The body of the car has to be made from balsa wood, and is powered by a pressurised CO2 canister fitted into the back of the car.  The finished car must weigh a minimum of 55grams without the canister, and have four wheels, a front wing and a rear wing.  Teams are judged on car speed, as well as supporting evidence of their design, verbal presentation and marketing display stand in ‘‘the pits”.  Teams compete regionally, nationally and internationally for the Bernie Ecclestone F1 in Schools World Championship trophy.

Earlier this year, Winchester College approached 3T to help them with turning their design into reality, as the wheels for their car were of crucial importance as they had to fit perfectly with the bearings they had available.  This meant the wheels had to be made accurately and had to be completely circular.  The front and rear wings also had to be accurate as they had to fit precisely into slots on the body of the car, allowing for better airflow over the car.

The Solution:
The team decided that the accuracy of plastic Additive Manufacturing (AM) would meet their requirements perfectly to manufacture the wheels and wings for their car.  Also, Nylon 12 would be a good material to use as it has a small coefficient of friction with steel.  As the parts were quite small, traditional methods of manufacture would have resulted in a lot of trial and error, whereas the ability of AM to replicate the CAD design exactly reduced the leadtime and cost implications.  Using a traditional turning method on a lathe would have resulted in the wheels shattering as Nylon isn’t strong enough to withstand the cutting tool at 1mm thickness.

The Result:
The accuracy of the wheels meant that they were perfectly circular, and were made to exact specifications of the CAD design.  They only required a small amount of sanding prior to being painted.  The wings also fitted perfectly into the receiving slots, which would have been unachievable using any other method other than AM.  Again, they were sanded and painted, before being glued into their relative slots.

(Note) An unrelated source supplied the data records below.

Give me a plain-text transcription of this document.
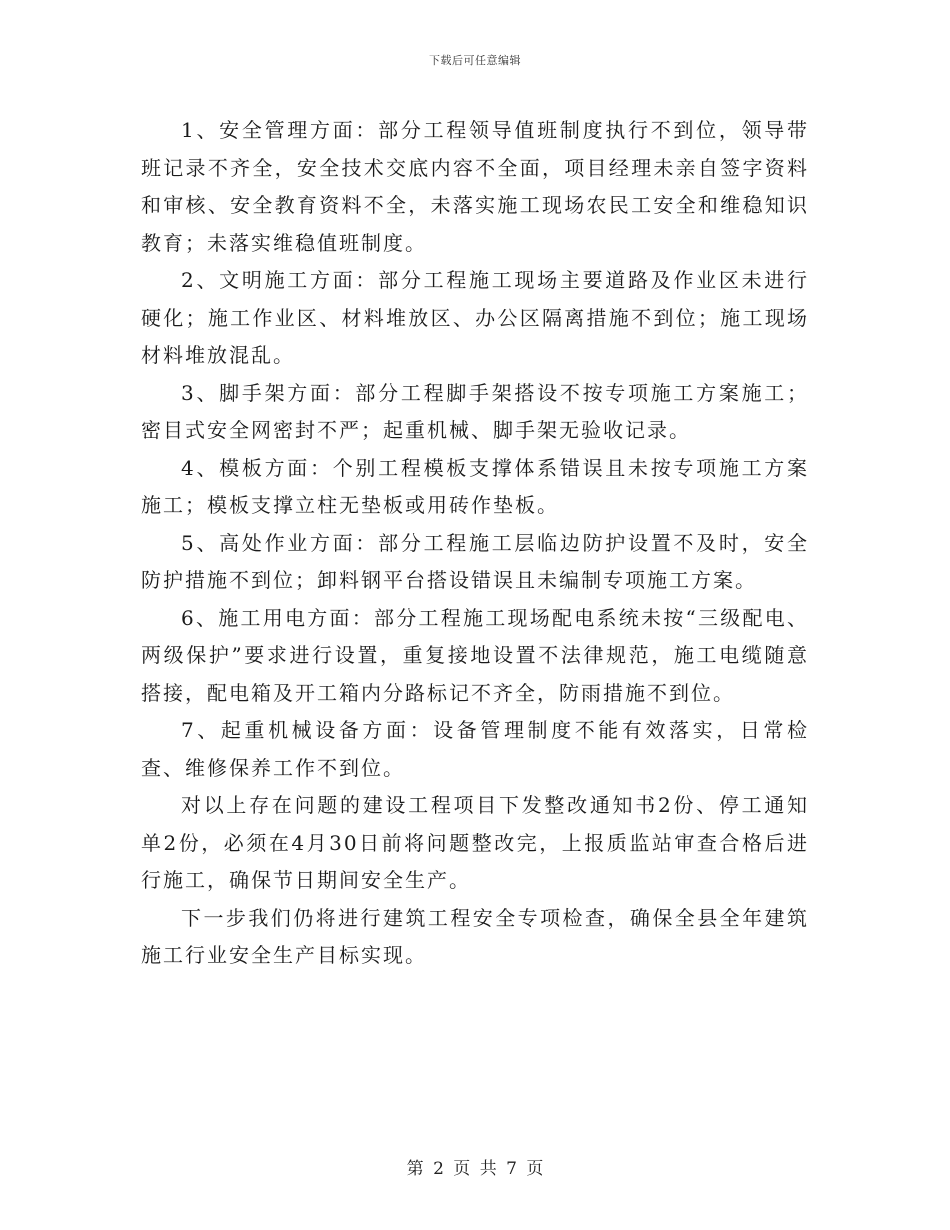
下载后可任意编辑

1、安全管理方面：部分工程领导值班制度执行不到位，领导带班记录不齐全，安全技术交底内容不全面，项目经理未亲自签字资料和审核、安全教育资料不全，未落实施工现场农民工安全和维稳知识教育；未落实维稳值班制度。

2、文明施工方面：部分工程施工现场主要道路及作业区未进行硬化；施工作业区、材料堆放区、办公区隔离措施不到位；施工现场材料堆放混乱。

3、脚手架方面：部分工程脚手架搭设不按专项施工方案施工；密目式安全网密封不严；起重机械、脚手架无验收记录。

4、模板方面：个别工程模板支撑体系错误且未按专项施工方案施工；模板支撑立柱无垫板或用砖作垫板。

5、高处作业方面：部分工程施工层临边防护设置不及时，安全防护措施不到位；卸料钢平台搭设错误且未编制专项施工方案。

6、施工用电方面：部分工程施工现场配电系统未按“三级配电、两级保护”要求进行设置，重复接地设置不法律规范，施工电缆随意搭接，配电箱及开工箱内分路标记不齐全，防雨措施不到位。

7、起重机械设备方面：设备管理制度不能有效落实，日常检查、维修保养工作不到位。

对以上存在问题的建设工程项目下发整改通知书2份、停工通知单2份，必须在4月30日前将问题整改完，上报质监站审查合格后进行施工，确保节日期间安全生产。

下一步我们仍将进行建筑工程安全专项检查，确保全县全年建筑施工行业安全生产目标实现。

第 2 页 共 7 页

Charlie Peat of the Winchester College team says “Having used such accurate and high quality methods, the resulting car was extremely smooth and well built, which did well in the “F1 in Schools” competition”.

Extra bits:
F1 in Schools Ltd is a not-for-profit company established with committed partners to provide an exciting yet challenging educational experience through the magnetic appeal of Formula One.  “F1 in Schools” is rapidly realising its potential of becoming the only truly global educational programme that raises awareness of Formula One among students and school children in every region, in every country, on every continent.  Spanning age ranges of 9 to19, its main objective is to help change perceptions of engineering, science and technology by creating a fun and exciting learning environment for young people to develop an informed view about careers in engineering, Formula One, science, marketing and technology.

FOX-VPS Ltd are specialist manufacturers and design consultants and were the company who manufactured the main body of the car using a 4th axis CNC machine.